Human Rights

Cele’s mindless ‘Shoot to Kill’ order reinforces need for police devolution

Speaking at the SAPS Western Cape Festive Season event in Mitchell’s Plain yesterday, Minister Cele said that police officers must not ask questions, they must just “shoot and kill.”

I strongly condemn Minister Cele’s remarks, and call on other leaders in government and civil society to join me in doing so.

This instruction from the Minister of Police to the police officers under his watch is not only profoundly irresponsible, but it is also an incitement to break the law. The Criminal Procedures Act provides very clear guidelines on the appropriate and proportionate use of force for police officers.

Minister Cele’s remarks can only be interpreted as the bluster of a failed police minister with no real understanding of how to fight crime. Indeed, a pattern has developed in which national Police Ministers resort to “shoot to kill” exhortations precisely when it is evident they are losing the fight against crime.

Minister Charles Nqakula did it in 2003 , Minister Susan Shabangu did it in 2008, Minister Cele did it previously in 2009 and Minister Fikile Mbalula in 2017. As the national crime statistics show, this rhetoric has got us precisely nowhere.

The City of Cape Town rejects this cowboy approach to crime-fighting. Instead, we believe in properly resourcing our law enforcement agencies and ensuring that our officers are sufficiently trained to bring criminals to book.

The Western Cape Government and the City of Cape Town’s deployment of LEAP officers in the most crime affected communities is making a positive impact. The Crime Stats released for the 1st Quarter of 2022 indicates that, while the national murder rate is increasing, murder continues to come down in areas where LEAP officers are deployed.

To date, we have deployed 1 100 new officers in communities impacted by high crime rates, including Delft, Nyanga, Khayelitsha, Philippi, Hanover Park, Bishop Lavis, Mfuleni, Harare, in partnership with the Western Cape.

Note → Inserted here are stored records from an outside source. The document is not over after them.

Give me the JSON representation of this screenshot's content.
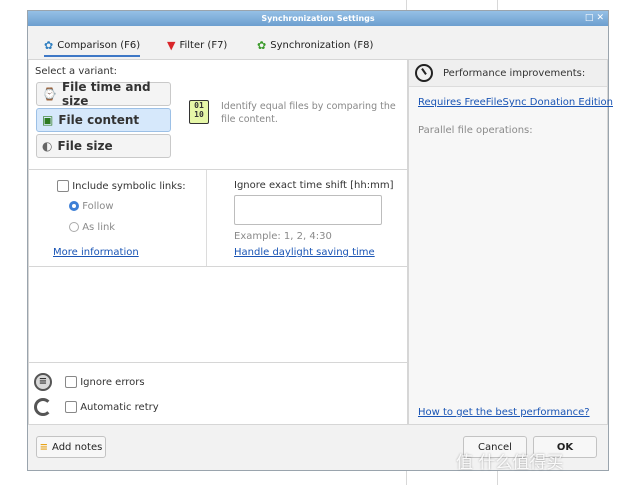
{
  "window": {
    "title": "Synchronization Settings",
    "buttons": "□ ✕"
  },
  "tabs": [
    {
      "label": "Comparison (F6)",
      "icon": "gear-icon"
    },
    {
      "label": "Filter (F7)",
      "icon": "filter-icon"
    },
    {
      "label": "Synchronization (F8)",
      "icon": "gear-icon"
    }
  ],
  "variants": {
    "label": "Select a variant:",
    "items": [
      {
        "label": "File time and size",
        "icon": "clock-file-icon"
      },
      {
        "label": "File content",
        "icon": "binary-file-icon"
      },
      {
        "label": "File size",
        "icon": "size-icon"
      }
    ],
    "selected_index": 1,
    "description": "Identify equal files by comparing the file content.",
    "big_icon_text": "01\n10"
  },
  "symlinks": {
    "label": "Include symbolic links:",
    "option_follow": "Follow",
    "option_as_link": "As link",
    "more_info": "More information"
  },
  "timeshift": {
    "label": "Ignore exact time shift [hh:mm]",
    "value": "",
    "example": "Example: 1, 2, 4:30",
    "dst_link": "Handle daylight saving time"
  },
  "errors": {
    "ignore_label": "Ignore errors",
    "retry_label": "Automatic retry"
  },
  "performance": {
    "title": "Performance improvements:",
    "donation_link": "Requires FreeFileSync Donation Edition",
    "parallel_label": "Parallel file operations:",
    "best_link": "How to get the best performance?"
  },
  "footer": {
    "notes_label": "Add notes",
    "cancel_label": "Cancel",
    "ok_label": "OK"
  },
  "watermark": "值 什么值得买"
}
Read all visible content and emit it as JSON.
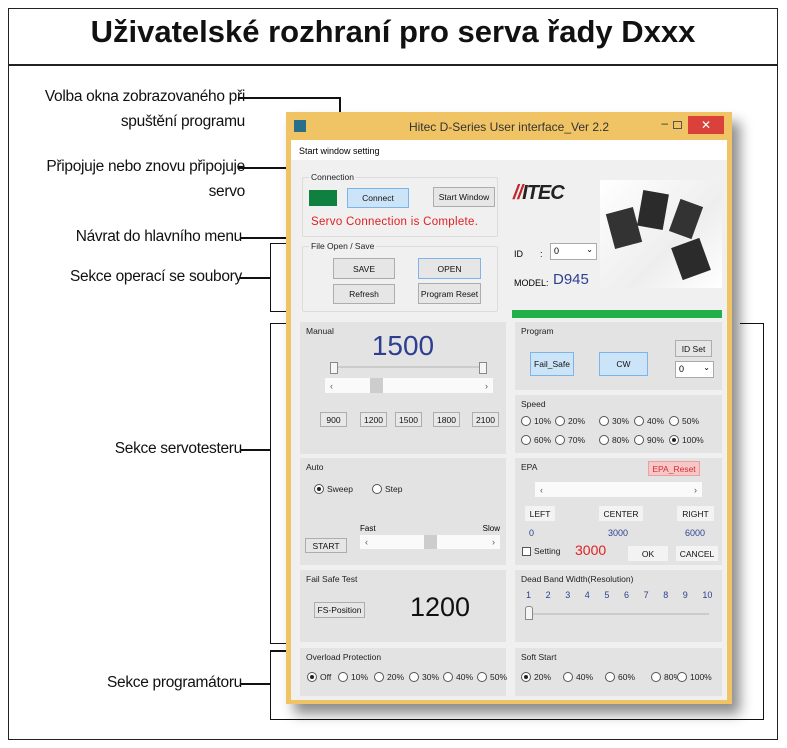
{
  "heading": "Uživatelské rozhraní pro serva řady Dxxx",
  "annotations": {
    "start_window": "Volba okna zobrazovaného při spuštění programu",
    "connect": "Připojuje nebo znovu připojuje servo",
    "main_menu": "Návrat do hlavního menu",
    "files": "Sekce operací se soubory",
    "servotester": "Sekce servotesteru",
    "programmer": "Sekce programátoru"
  },
  "window": {
    "title": "Hitec D-Series User interface_Ver 2.2",
    "menu": "Start window setting",
    "connection": {
      "label": "Connection",
      "connect": "Connect",
      "start_window": "Start Window",
      "status": "Servo Connection is Complete.",
      "indicator_color": "#108040"
    },
    "file": {
      "label": "File Open / Save",
      "save": "SAVE",
      "open": "OPEN",
      "refresh": "Refresh",
      "reset": "Program Reset"
    },
    "logo": "HITEC",
    "id": {
      "label": "ID",
      "colon": ":",
      "value": "0"
    },
    "model": {
      "label": "MODEL:",
      "value": "D945"
    },
    "progress": 100,
    "manual": {
      "label": "Manual",
      "value": "1500",
      "presets": [
        "900",
        "1200",
        "1500",
        "1800",
        "2100"
      ]
    },
    "program": {
      "label": "Program",
      "fail_safe": "Fail_Safe",
      "cw": "CW",
      "id_set": "ID Set",
      "id_value": "0"
    },
    "speed": {
      "label": "Speed",
      "options": [
        "10%",
        "20%",
        "30%",
        "40%",
        "50%",
        "60%",
        "70%",
        "80%",
        "90%",
        "100%"
      ],
      "selected": "100%"
    },
    "auto": {
      "label": "Auto",
      "sweep": "Sweep",
      "step": "Step",
      "selected": "Sweep",
      "start": "START",
      "fast": "Fast",
      "slow": "Slow"
    },
    "epa": {
      "label": "EPA",
      "reset": "EPA_Reset",
      "left": "LEFT",
      "center": "CENTER",
      "right": "RIGHT",
      "left_val": "0",
      "center_val": "3000",
      "right_val": "6000",
      "setting": "Setting",
      "current": "3000",
      "ok": "OK",
      "cancel": "CANCEL"
    },
    "failsafe": {
      "label": "Fail Safe Test",
      "button": "FS-Position",
      "value": "1200"
    },
    "deadband": {
      "label": "Dead Band Width(Resolution)",
      "ticks": [
        "1",
        "2",
        "3",
        "4",
        "5",
        "6",
        "7",
        "8",
        "9",
        "10"
      ],
      "value": 1
    },
    "overload": {
      "label": "Overload Protection",
      "options": [
        "Off",
        "10%",
        "20%",
        "30%",
        "40%",
        "50%"
      ],
      "selected": "Off"
    },
    "softstart": {
      "label": "Soft Start",
      "options": [
        "20%",
        "40%",
        "60%",
        "80%",
        "100%"
      ],
      "selected": "20%"
    }
  }
}
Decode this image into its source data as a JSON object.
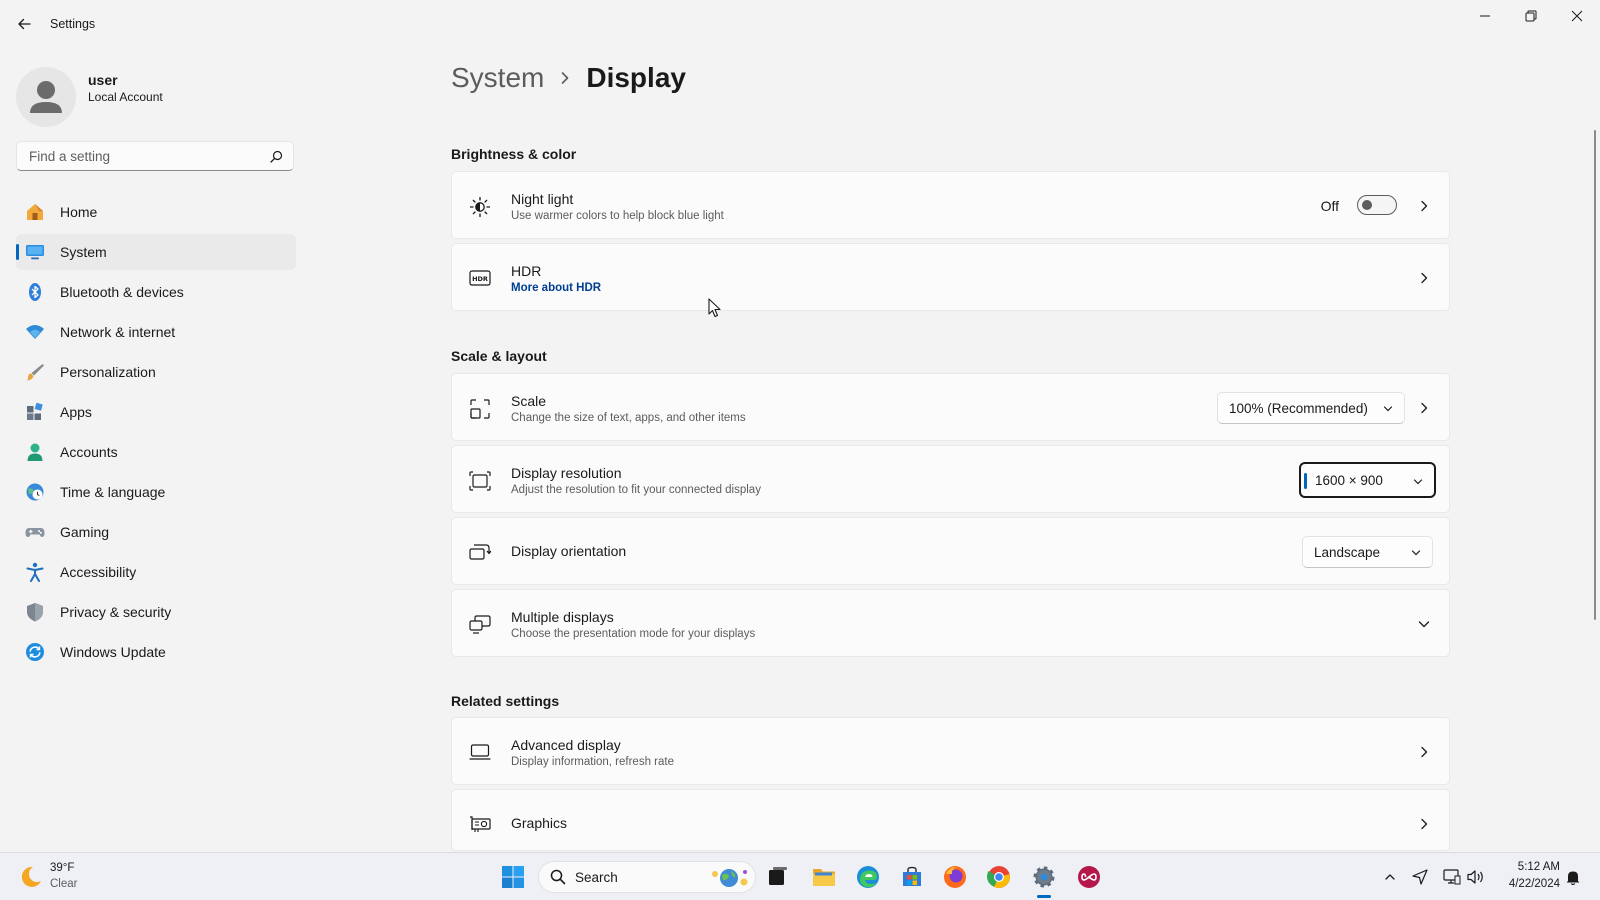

The City of Cape Town has allocated a record R5,4 bn safety budget this year, with funding for 230 more officers and auxiliaries this year alone. We have also invested in the expansion of our training capacity at the City’s law enforcement training college, allocating R66m over the next three years.

In July this year, we deployed 100 Law Enforcement officers to the Cape Town CBD. Earlier this month, we announced the deployment of a 24/7 dedicated Highway Patrol Unit. This new unit will improve traffic service, reduce fatalities, and ensure that law and order is maintained on our main arterial roads.

However, we can do so much more if we are given more power to do so. In August this year, I sent a formal request to Minister Cele to give the City of Cape Town’s police officers full crime-fighting powers, including the ability to investigate crime. This devolution of policing powers to a local level is provided for in Section 99 of the Constitution.

Unfortunately, Minister Cele has so far failed to respond to this request.

I therefore reiterate my call to Minister Cele to grant the City of Cape Town more powers for our local police officers to fully investigate crime so that criminals are caught, prosecuted and put behind bars.

We are prepared to help the national Police Minister, but he needs to give us the powers to do so. The devolution of policing powers will help shift the needle in the fight against crime; mindless bluster will not.